I’ve noticed that the organizations making real progress with AI tend to have something in common: they did the boring work first. Not perfectly — because no one’s data is perfect — but well enough that automated systems can reason through it without constant human intervention.
Clean taxonomies. Consistent product attributes. Regular hygiene processes. Documentation that doesn’t live exclusively in one person’s head. These aren’t AI initiatives, but they’re the foundation that makes AI initiatives possible.
The Question I Keep Asking
As the technology accelerates, the gap between organizations that can leverage it and those that can’t is widening. The limiting factor isn’t access to models; those are increasingly commoditized. It’s not even technical and strategic talent (though that matters).

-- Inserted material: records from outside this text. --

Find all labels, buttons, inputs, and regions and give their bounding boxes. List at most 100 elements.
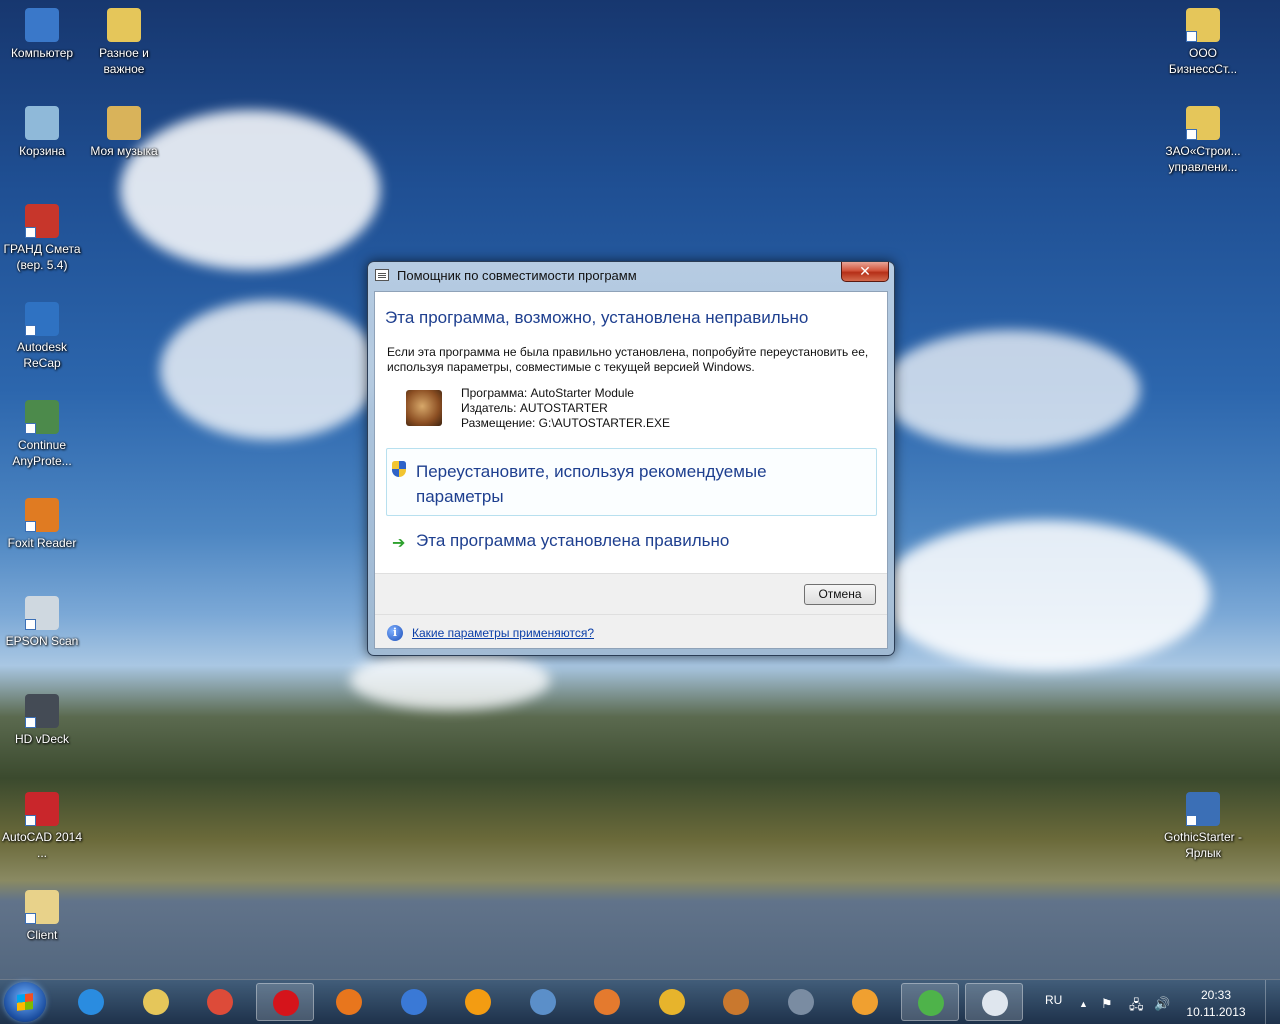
settings-help-link[interactable]: Какие параметры применяются? [412, 626, 594, 640]
taskbar-button-compat-assistant[interactable] [965, 983, 1023, 1021]
dialog-list-icon [982, 990, 1008, 1016]
taskbar: RU ▲ ⚑ 🖧 🔊 20:33 10.11.2013 [0, 979, 1280, 1024]
epson-scan-icon [25, 596, 59, 630]
network-icon[interactable]: 🖧 [1129, 996, 1144, 1018]
taskbar-button-firefox[interactable] [320, 983, 378, 1021]
desktop-icon[interactable]: Continue AnyProte... [0, 398, 84, 469]
installed-correctly-option-button[interactable]: ➔ Эта программа установлена правильно [386, 528, 877, 558]
installed-correctly-option-label: Эта программа установлена правильно [416, 531, 730, 550]
desktop-icon-label: Моя музыка [90, 144, 158, 158]
volume-icon[interactable]: 🔊 [1154, 996, 1170, 1012]
desktop-icon[interactable]: GothicStarter - Ярлык [1161, 790, 1245, 861]
folder-icon [1186, 106, 1220, 140]
folder-icon [107, 8, 141, 42]
desktop-icon-label: ООО БизнессСт... [1168, 46, 1238, 76]
desktop-icon[interactable]: ООО БизнессСт... [1161, 6, 1245, 77]
desktop-icon-label: GothicStarter - Ярлык [1163, 830, 1243, 860]
desktop-icon[interactable]: Моя музыка [82, 104, 166, 159]
dialog-title: Помощник по совместимости программ [397, 268, 637, 283]
anyprotect-icon [25, 400, 59, 434]
desktop-icon-label: AutoCAD 2014 ... [1, 830, 83, 860]
taskbar-button-media[interactable] [514, 983, 572, 1021]
close-button[interactable]: ✕ [841, 262, 889, 282]
taskbar-button-chrome[interactable] [191, 983, 249, 1021]
cloud-decoration [880, 330, 1140, 450]
cloud-decoration [350, 650, 550, 710]
desktop-icon[interactable]: ЗАО«Строи... управлени... [1161, 104, 1245, 175]
cloud-decoration [160, 300, 380, 440]
show-desktop-button[interactable] [1265, 980, 1280, 1024]
package-icon [723, 989, 749, 1015]
taskbar-button-opera[interactable] [255, 983, 314, 1021]
dialog-footer: i Какие параметры применяются? [375, 614, 887, 648]
desktop-icon-label: Continue AnyProte... [12, 438, 72, 468]
grand-smeta-icon [25, 204, 59, 238]
info-icon: i [387, 625, 403, 641]
desktop-icon-label: Client [26, 928, 58, 942]
action-center-flag-icon[interactable]: ⚑ [1101, 996, 1113, 1012]
desktop-icon[interactable]: HD vDeck [0, 692, 84, 747]
desktop-icon[interactable]: AutoCAD 2014 ... [0, 790, 84, 861]
desktop-icon-label: ГРАНД Смета (вер. 5.4) [3, 242, 81, 272]
aimp-icon [465, 989, 491, 1015]
desktop-icon-label: EPSON Scan [5, 634, 79, 648]
taskbar-button-aimp[interactable] [449, 983, 507, 1021]
gothic-starter-icon [1186, 792, 1220, 826]
desktop-icon-label: HD vDeck [14, 732, 69, 746]
taskbar-button-ie[interactable] [62, 983, 120, 1021]
music-folder-icon [107, 106, 141, 140]
desktop-icon[interactable]: Разное и важное [82, 6, 166, 77]
taskbar-button-xnview[interactable] [578, 983, 636, 1021]
autocad-icon [25, 792, 59, 826]
start-button[interactable] [4, 982, 46, 1022]
clock-time: 20:33 [1200, 988, 1232, 1002]
desktop-icon-label: Компьютер [10, 46, 74, 60]
desktop-icon[interactable]: Client [0, 888, 84, 943]
eye2-icon [658, 989, 685, 1015]
eye-icon [594, 989, 620, 1015]
program-info: Программа: AutoStarter Module Издатель: … [461, 386, 670, 431]
program-name: Программа: AutoStarter Module [461, 386, 634, 400]
list-window-icon [375, 269, 389, 281]
desktop-icon[interactable]: ГРАНД Смета (вер. 5.4) [0, 202, 84, 273]
tray-expand-icon[interactable]: ▲ [1079, 999, 1088, 1009]
lightning-icon [400, 989, 427, 1015]
clock[interactable]: 20:33 10.11.2013 [1180, 987, 1252, 1021]
taskbar-button-utorrent[interactable] [900, 983, 959, 1021]
desktop-icon-label: ЗАО«Строи... управлени... [1165, 144, 1241, 174]
desktop-icon-label: Разное и важное [99, 46, 149, 76]
recycle-bin-icon [25, 106, 59, 140]
hd-vdeck-icon [25, 694, 59, 728]
taskbar-button-installer[interactable] [707, 983, 765, 1021]
green-arrow-icon: ➔ [392, 535, 406, 552]
dialog-content: Эта программа, возможно, установлена неп… [374, 291, 888, 649]
video-player-icon [852, 989, 878, 1015]
autodesk-recap-icon [25, 302, 59, 336]
program-icon [406, 390, 442, 426]
program-publisher: Издатель: AUTOSTARTER [461, 401, 608, 415]
cancel-button[interactable]: Отмена [804, 584, 876, 605]
taskbar-button-player[interactable] [836, 983, 894, 1021]
taskbar-button-editor[interactable] [772, 983, 830, 1021]
foxit-reader-icon [25, 498, 59, 532]
document-edit-icon [787, 989, 814, 1015]
desktop-icon[interactable]: Корзина [0, 104, 84, 159]
file-icon [25, 890, 59, 924]
reinstall-option-button[interactable]: Переустановите, используя рекомендуемые … [386, 448, 877, 516]
desktop-icon[interactable]: EPSON Scan [0, 594, 84, 649]
taskbar-button-app-lightning[interactable] [385, 983, 443, 1021]
dialog-titlebar[interactable]: Помощник по совместимости программ ✕ [368, 262, 894, 290]
clock-date: 10.11.2013 [1186, 1005, 1246, 1019]
firefox-icon [336, 989, 362, 1015]
utorrent-icon [917, 990, 944, 1016]
desktop-icon[interactable]: Компьютер [0, 6, 84, 61]
desktop-icon[interactable]: Foxit Reader [0, 496, 84, 551]
desktop-icon-label: Foxit Reader [7, 536, 77, 550]
desktop-icon-label: Autodesk ReCap [16, 340, 68, 370]
internet-explorer-icon [78, 989, 104, 1015]
desktop-icon[interactable]: Autodesk ReCap [0, 300, 84, 371]
taskbar-button-app-eye[interactable] [643, 983, 701, 1021]
folder-icon [1186, 8, 1220, 42]
taskbar-button-explorer[interactable] [127, 983, 185, 1021]
language-indicator[interactable]: RU [1045, 993, 1062, 1007]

It’s the accumulated decisions about data architecture made over years or decades, and the willingness to revisit those decisions in light of what’s now possible.
So the question I asked in 2023 is the same question I’m asking now, with more urgency: Is your data ready for what’s coming next?
I imagine for most organizations, the answer is probably not. But the organizations that start addressing that gap now will have a meaningful advantage over those that wait until the bottleneck becomes impossible to ignore.







Excellent analisis! Thanks for this perspective. I wholeheartedly agree: output is only as good as its input. Despite the incredible velocity of AI, this fundamental constraint remains crucial. It's something we cannot forget.